I took a trip to London recently, and visited Borough Market, which is situated about five minutes or so from London Bridge Railway Station. It is on the South Bank of the River Thames, adjacent to Southwark Cathedral, and in the shade of The Shard. There has been a market here in Southwark for hundreds of years, and Borough High Street was an obvious place for people to sell their wares to travellers passing to and from London. In those days, London Bridge was the only way from the southern ports and towns, into the City of London (which is on the north bank of the Thames), including travellers to Canterbury which became a popular place of pilgrimage after the murder of Thomas Becket in 1170. In 1406, Southwark came under the jurisdiction of London, but in 1550 King Edward VI sold Southwark to the City of London. Southwark became a busy commercial district, and the market thrived, often the stalls and livestock would spill so far across the street that it became almost impassable. Finally, in 1756 because of the congestion and chaos, to the chagrin of the market traders, the market was closed. So the residents of Southwark bought land to the west of the main road which was known as the Triangle, including Three Crown Court, and the market was moved to its present position. As London expanded, the population increased and the demand for food sky-rocketed. Add to that the arrival of the railway, and the easily accessible links to fresh produce from the countryside, and the market was set to flourish! In the mid 1930’s there were 188 wholesale company stands in the central covered area, and a further 203 uncovered farmers stands in the open. When the huge New Covent Garden Market in Vauxhall was opened in the 1970’s, and with people shopping more and more in supermarkets, Borough Market began to decline. However, with a revived interest now in ethnic cookery and artisan foods, Borough Market is thriving again – stands currently in Borough Market include Neal’s Yard, Brindisa and New Forest Cider.

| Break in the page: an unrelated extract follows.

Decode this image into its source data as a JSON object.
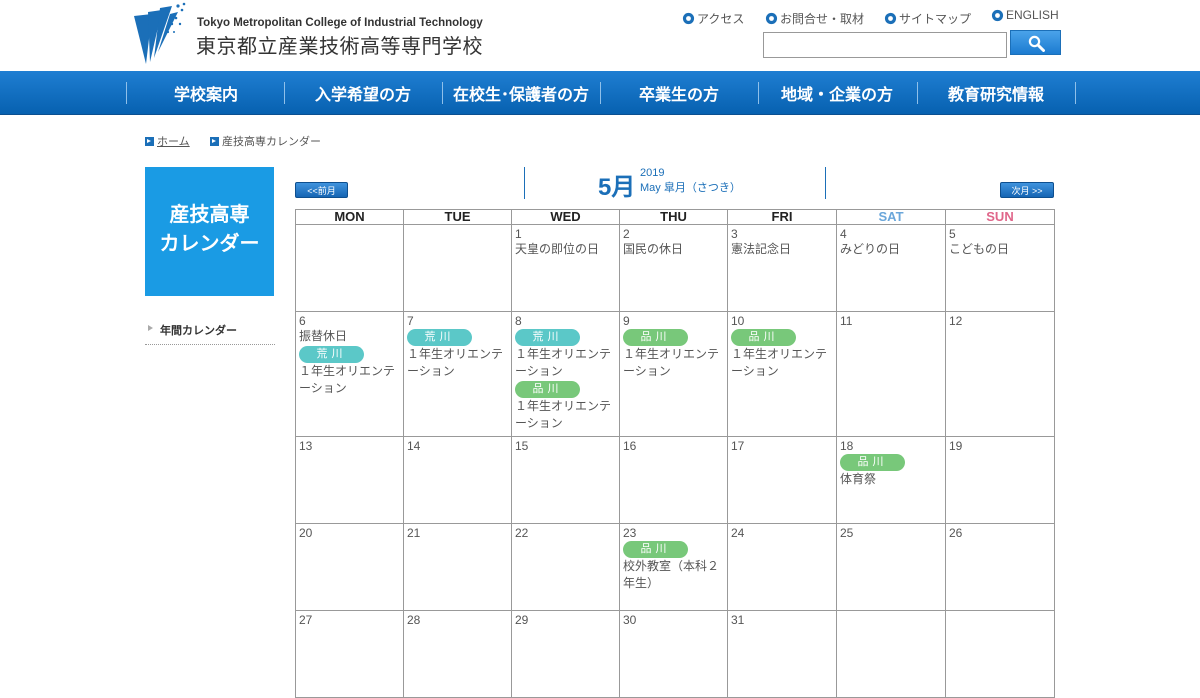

I spent a couple of hours with my friends, happily wandering through the market, soaking up the sights and sounds, and being plied with tantalizing samples in the hope of a sale. Smells of cooking bacon and spit-roast, sizzling stir-frys, and enticing spices wafted around on the breeze, while trains rumbled noisily overhead on a viaduct carrying train-lines between London Bridge, Charing Cross and Cannon Street. Despite being a weekday, everything everywhere was hustle and bustle as we made our way between the stands, stopping to sample tit-bits, and chat with traders on their favourite subject – the food they’re selling.
I was tempted to stop at the Alsop & Walker stand – they claim they are ‘Artists In Cheesemaking’, and after sampling their Lord London Cheese, I would agree. It is a semi-soft very creamy cheese, with a powdery skin, and sold in the unusual shape of a bell. I bought a quarter piece and thoroughly recommend it.
There were stands selling seafood with live crayfish sporting forks! (Spot the forks!) There were stands selling olives, herbed salts, oils, oriental spices, herbs, honey, meat, muesli and cereals, breads and rolls and sweetmeats of every description and every ethnic base; you name it and in Borough Market, somebody probably sells it!
I don’t think it’ll be long before I visit Borough Market again!